Nach dem Erfolg unseres Mehrteilers über das Zentrum für Marine
Umweltwissenschaften vor einem Jahr setzen wir die Reihe mit einem spannenden Report über Roboter fort. Solche Mehrteiler sollen Forschungskooperationen bekannt machen, die an großen Fragen unserer gesellschaftlichen Zukunft arbeiten. Um möglichst viele Forscherstimmen dafür einzufangen, ist es von Vorteil, frühzeitig eine Persönlichkeit zu finden, die für uns Weichen stellt.

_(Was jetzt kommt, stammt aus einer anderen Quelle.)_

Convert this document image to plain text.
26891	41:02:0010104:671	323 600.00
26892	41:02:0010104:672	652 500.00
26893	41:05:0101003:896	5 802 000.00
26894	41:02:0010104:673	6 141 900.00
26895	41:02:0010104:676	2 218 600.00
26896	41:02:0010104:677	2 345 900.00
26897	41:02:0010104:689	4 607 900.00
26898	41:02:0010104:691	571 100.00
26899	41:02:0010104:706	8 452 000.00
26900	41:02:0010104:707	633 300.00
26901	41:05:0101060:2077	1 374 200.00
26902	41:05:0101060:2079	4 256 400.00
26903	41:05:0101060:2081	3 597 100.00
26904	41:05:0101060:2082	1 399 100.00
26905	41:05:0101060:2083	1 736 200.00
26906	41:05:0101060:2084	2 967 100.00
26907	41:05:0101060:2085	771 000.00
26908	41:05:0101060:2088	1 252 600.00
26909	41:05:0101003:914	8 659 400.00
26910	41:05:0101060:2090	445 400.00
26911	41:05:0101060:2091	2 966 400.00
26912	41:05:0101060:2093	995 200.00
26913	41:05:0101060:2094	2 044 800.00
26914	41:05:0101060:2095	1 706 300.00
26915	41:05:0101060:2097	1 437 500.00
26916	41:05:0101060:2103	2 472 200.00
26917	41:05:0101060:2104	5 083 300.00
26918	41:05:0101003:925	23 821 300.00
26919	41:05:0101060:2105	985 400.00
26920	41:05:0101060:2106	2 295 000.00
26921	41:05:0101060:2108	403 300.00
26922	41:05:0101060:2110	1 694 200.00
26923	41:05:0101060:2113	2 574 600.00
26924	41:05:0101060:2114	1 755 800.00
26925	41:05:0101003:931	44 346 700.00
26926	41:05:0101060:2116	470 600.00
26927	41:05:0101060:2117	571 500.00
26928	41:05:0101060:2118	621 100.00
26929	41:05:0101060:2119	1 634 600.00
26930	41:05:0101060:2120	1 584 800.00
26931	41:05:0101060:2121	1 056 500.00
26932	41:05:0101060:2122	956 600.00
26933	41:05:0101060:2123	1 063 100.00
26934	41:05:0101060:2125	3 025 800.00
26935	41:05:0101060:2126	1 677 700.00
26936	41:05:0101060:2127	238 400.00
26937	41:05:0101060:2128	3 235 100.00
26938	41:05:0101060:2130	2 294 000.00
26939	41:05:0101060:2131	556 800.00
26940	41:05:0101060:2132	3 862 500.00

Beim Roboterschwerpunkt über eine Kooperation mehrerer Münchner Institute unter dem Insiderkürzel CoTeSys entwickelte sich das so: Ende 2011 wurde der Erlanger Fotograf Kurt Fuchs beim deutschen preis für wissenschaftsfotografie mit dem ersten Preis „Einzelbild” ausgezeichnet. Sein Motiv: ein raffiniert inszenierter icub-Roboter von CoTeSys. Bei der Preisverleihung kam ich zufällig mit Uwe L. Haass ins Gespräch, dem General Manager bei CoTeSys. Ihm imponierte meine spontan geäußerte Idee, den in Fachkreisen weltweit bekannten Exzellenzcluster in einem breit gefächerten Beitrag vorzustellen. Im Frühsommer machten sich unsere Autoren daran, das Besondere an dem Forschungsverbund herauszufinden und darzustellen, warum erkenntnisorientierte – kognitive – Roboter in unserem Privatleben eine wichtige Rolle spielen werden. Das Ergebnis – mit einer neuen Fotoproduktion von Kurt Fuchs – stellen wir auf den Seiten 88 bis 111 vor. Darin enthalten ist eine Kritik, die der Sprecher von CoTeSys, Martin Buss, an der jüngsten Begutachtung im Rahmen der Exzellenzinitiative übt.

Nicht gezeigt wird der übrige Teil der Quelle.